Wednesday, February 06, 2008


Naomi Klein has a fascinating and revealing piece in the current The Nation. On its face it's a simple attack on what came to be known in the earlier years of the Bush administration as "the ownership society"--the belief that if people owned their own homes and owned stock, they would have more control over their lives, with resulting political consequences:

Well before the ownership society had a neat label, its creation was central to the success of the right-wing economic revolution around the world. The idea was simple: if working-class people owned a small piece of the market--a home mortgage, a stock portfolio, a private pension--they would cease to identify as
workers and start to see themselves as owners, with the same interests as their bosses. That meant they could vote for politicians promising to improve stock performance rather than job conditions. Class consciousness would be a relic....The real breakthrough, however, came in the 1990s, with the "democratization" of stock ownership, eventually leading to nearly half of American households owning stock.

Klein views this--the specter of poor people joining the middle class and no longer hating their neighbors--with unconcealed horror, of course, and therefore the subprime mortgage crisis is for her a gift from God, or Gaia, or whomever.

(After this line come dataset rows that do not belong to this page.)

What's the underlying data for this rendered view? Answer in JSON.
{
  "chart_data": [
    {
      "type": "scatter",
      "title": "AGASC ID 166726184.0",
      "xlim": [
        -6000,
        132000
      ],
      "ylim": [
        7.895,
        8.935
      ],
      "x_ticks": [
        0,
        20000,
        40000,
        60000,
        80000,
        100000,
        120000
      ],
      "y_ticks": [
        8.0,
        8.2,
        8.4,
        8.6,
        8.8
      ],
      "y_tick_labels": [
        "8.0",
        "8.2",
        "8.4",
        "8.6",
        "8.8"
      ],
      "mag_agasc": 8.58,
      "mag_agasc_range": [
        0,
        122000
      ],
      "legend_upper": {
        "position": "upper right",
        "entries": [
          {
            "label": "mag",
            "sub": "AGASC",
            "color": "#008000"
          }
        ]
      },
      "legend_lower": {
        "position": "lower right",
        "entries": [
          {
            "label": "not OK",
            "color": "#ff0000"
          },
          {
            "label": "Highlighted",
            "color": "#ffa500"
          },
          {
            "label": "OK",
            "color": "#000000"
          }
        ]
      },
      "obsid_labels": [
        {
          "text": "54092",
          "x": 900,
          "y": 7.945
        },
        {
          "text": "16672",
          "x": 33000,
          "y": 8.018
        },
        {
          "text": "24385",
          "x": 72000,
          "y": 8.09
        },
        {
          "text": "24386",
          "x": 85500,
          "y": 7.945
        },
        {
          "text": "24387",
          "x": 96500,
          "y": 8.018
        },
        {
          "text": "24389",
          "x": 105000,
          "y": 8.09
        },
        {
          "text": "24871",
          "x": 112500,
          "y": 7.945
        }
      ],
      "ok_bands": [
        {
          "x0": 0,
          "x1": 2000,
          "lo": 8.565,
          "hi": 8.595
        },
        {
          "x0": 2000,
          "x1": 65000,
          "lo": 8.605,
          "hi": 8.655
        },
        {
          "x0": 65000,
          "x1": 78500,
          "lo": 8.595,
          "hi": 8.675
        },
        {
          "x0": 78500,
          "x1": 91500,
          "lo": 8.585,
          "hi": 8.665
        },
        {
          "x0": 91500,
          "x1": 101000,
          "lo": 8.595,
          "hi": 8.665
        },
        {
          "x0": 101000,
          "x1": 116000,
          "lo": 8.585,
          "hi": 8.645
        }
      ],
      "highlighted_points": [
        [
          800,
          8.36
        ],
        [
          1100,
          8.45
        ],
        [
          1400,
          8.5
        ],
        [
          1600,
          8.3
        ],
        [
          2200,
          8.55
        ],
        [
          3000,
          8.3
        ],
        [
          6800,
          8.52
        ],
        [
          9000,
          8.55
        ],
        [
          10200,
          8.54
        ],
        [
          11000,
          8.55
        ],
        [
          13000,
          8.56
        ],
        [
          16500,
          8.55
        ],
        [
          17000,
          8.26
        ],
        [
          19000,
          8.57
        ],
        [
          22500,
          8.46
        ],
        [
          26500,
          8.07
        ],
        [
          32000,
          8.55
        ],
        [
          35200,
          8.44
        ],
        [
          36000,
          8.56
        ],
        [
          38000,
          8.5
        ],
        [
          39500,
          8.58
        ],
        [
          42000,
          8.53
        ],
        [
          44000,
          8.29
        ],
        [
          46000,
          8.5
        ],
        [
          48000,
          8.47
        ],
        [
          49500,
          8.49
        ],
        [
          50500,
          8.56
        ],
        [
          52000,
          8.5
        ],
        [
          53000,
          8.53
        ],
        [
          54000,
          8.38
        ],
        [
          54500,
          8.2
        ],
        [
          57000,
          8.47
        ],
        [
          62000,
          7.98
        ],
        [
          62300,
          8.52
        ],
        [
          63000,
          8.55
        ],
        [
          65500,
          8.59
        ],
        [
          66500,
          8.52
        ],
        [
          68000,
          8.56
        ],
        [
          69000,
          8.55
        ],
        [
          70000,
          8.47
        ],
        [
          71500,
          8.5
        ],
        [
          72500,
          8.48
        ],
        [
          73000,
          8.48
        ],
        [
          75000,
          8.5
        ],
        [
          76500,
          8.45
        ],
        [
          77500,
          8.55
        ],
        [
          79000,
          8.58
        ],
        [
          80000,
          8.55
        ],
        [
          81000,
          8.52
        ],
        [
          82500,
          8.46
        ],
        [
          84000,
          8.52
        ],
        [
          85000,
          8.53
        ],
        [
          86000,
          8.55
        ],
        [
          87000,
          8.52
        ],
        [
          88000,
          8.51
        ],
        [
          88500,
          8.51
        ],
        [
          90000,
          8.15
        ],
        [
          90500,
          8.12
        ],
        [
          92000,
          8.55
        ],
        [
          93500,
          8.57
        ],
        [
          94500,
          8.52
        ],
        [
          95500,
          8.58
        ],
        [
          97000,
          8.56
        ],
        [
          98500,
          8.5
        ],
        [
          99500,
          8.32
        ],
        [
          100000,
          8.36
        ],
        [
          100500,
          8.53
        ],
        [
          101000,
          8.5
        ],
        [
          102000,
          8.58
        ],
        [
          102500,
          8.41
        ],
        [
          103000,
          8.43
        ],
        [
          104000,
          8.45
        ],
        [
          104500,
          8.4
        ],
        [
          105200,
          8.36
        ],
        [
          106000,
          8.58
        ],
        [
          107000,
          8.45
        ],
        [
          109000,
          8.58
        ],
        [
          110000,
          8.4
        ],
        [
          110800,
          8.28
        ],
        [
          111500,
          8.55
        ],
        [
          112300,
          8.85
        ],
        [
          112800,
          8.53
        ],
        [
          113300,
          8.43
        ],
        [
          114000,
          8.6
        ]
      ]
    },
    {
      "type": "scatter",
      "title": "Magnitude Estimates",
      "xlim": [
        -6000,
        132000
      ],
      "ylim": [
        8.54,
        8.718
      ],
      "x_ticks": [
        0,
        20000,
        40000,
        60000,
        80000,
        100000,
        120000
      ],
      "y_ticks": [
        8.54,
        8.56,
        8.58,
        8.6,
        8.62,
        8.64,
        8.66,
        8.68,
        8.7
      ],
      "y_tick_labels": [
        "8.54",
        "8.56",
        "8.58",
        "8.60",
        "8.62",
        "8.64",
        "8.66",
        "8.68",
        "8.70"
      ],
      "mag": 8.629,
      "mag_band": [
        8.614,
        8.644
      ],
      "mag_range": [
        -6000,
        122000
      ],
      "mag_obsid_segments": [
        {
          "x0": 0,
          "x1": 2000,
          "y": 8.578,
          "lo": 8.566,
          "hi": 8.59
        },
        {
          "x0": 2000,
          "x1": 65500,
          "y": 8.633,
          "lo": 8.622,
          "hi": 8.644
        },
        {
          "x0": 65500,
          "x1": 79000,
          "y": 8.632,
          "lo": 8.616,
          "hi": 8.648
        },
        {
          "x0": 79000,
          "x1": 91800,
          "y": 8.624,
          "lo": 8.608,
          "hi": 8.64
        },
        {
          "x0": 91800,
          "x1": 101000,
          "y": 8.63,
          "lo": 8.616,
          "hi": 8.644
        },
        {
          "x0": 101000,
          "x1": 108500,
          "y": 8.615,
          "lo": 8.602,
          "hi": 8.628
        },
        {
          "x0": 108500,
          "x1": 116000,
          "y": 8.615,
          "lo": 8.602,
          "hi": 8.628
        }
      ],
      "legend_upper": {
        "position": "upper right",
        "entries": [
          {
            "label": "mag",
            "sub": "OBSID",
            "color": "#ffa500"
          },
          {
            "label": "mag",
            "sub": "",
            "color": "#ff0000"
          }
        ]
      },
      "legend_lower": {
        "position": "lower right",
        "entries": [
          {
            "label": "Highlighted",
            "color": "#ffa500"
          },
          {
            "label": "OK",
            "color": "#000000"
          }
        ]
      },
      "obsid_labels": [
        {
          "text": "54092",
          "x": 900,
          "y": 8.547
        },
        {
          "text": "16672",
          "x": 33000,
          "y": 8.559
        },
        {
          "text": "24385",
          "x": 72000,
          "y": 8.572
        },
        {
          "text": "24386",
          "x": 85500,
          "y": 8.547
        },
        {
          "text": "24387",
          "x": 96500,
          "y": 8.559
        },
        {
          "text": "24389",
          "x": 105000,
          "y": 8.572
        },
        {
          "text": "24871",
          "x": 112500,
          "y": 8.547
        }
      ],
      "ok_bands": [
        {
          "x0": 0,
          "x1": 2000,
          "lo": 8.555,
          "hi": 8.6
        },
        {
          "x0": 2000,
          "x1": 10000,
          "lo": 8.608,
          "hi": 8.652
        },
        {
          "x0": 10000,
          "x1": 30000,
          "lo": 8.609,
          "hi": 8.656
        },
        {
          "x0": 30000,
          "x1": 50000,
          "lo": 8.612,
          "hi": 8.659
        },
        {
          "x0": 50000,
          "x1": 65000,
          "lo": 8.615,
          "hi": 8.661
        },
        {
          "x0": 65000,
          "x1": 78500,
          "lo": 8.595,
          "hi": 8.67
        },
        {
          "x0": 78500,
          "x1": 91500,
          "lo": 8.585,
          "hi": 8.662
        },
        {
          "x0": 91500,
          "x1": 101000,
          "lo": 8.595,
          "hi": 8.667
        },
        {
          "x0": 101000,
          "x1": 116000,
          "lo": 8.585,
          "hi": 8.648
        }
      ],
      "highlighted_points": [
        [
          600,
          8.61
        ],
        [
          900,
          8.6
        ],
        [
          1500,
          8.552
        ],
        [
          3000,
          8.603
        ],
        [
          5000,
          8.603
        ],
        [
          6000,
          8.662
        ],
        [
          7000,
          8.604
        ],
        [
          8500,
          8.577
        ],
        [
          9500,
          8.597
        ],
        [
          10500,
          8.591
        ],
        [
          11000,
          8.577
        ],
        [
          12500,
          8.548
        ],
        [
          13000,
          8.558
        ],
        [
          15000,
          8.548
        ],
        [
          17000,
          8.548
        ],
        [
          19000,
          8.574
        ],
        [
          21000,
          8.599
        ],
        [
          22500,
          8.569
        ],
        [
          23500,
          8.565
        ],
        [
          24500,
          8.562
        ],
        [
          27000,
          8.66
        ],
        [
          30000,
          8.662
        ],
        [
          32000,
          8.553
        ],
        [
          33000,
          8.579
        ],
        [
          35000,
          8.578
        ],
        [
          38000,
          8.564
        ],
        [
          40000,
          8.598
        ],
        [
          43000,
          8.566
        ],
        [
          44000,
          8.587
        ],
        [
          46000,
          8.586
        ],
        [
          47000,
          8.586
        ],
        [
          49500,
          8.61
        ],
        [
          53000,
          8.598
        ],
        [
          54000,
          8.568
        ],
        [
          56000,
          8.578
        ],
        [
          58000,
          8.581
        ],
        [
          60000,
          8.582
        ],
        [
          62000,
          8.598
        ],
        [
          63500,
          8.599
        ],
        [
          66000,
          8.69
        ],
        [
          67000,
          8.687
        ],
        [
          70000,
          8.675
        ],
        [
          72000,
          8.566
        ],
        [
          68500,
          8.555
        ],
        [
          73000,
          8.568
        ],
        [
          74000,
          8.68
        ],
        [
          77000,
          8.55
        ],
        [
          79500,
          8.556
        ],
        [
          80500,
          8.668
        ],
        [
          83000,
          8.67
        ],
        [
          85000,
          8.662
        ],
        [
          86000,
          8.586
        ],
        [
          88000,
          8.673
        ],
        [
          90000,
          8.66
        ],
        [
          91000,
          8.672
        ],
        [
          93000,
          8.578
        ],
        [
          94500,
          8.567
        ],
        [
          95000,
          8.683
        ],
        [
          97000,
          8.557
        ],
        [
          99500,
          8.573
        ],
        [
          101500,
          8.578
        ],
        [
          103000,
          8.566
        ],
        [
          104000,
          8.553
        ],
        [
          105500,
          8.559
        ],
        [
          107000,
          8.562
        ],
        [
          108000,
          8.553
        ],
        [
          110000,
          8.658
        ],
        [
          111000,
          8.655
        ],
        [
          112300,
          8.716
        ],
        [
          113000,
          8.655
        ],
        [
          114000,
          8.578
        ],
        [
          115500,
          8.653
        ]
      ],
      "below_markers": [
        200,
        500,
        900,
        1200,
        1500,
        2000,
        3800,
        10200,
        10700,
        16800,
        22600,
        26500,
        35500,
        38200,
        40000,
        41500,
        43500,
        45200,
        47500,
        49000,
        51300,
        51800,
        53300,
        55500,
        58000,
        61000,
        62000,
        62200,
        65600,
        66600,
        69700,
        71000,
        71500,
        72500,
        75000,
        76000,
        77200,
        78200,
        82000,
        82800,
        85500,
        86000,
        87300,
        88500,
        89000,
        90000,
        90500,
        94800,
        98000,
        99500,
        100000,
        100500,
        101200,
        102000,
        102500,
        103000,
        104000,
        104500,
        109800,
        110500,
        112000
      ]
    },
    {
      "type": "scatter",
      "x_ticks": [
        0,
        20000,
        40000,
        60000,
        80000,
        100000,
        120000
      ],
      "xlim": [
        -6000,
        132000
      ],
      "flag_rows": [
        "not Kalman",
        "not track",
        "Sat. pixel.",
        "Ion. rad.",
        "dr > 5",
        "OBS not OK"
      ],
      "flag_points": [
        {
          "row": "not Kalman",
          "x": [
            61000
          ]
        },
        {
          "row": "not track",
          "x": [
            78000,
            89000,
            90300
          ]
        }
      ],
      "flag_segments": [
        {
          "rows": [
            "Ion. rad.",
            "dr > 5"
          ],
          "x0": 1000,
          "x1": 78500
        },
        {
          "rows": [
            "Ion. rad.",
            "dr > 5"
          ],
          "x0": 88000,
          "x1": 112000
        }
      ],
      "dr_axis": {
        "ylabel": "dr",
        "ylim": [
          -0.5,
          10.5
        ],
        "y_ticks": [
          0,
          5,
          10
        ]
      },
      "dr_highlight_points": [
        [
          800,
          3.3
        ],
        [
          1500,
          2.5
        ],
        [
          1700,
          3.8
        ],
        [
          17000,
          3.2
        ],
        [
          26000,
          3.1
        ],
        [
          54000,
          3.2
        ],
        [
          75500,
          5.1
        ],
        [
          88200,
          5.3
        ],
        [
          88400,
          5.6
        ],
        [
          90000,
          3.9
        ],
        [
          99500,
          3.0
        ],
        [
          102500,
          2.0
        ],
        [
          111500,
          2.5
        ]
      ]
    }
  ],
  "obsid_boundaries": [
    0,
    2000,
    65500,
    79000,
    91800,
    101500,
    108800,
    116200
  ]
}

For Klein, the mortgage disaster is a cause for celebration, because it revives the concept of class distinctions. (In this, it recalls the glee with which intellectuals around the world regarded Hurricane Katrina in 2005, which killed hundreds but served to embarrass and discredit the Bush administration, so therefore it was a good thing).

The greater implication has to do with the way the Left regards the sweltering masses of the proletariat. Klein doesn't come out and say that she wants people to be helpless wards of the state, but that's the implication. For Klein, the thought of people controlling their own financial destinies is terrifying.

While reading the piece, I thought of the late absurdist playwright Samuel Beckett, whose theater pieces became more and more minimalist as he got older. One of his later plays, Endgame, features a character named Nagg who does nothing but open his mouth and demand to be fed. His only lines of dialogue are variations of the phrase "ME PAP! ME PAP!" and has no greater requirement in life than forcing others to shovel food into his mouth.

Nagg is the Left's ideal constituent. Sam, you knew exactly where Naomi was coming from.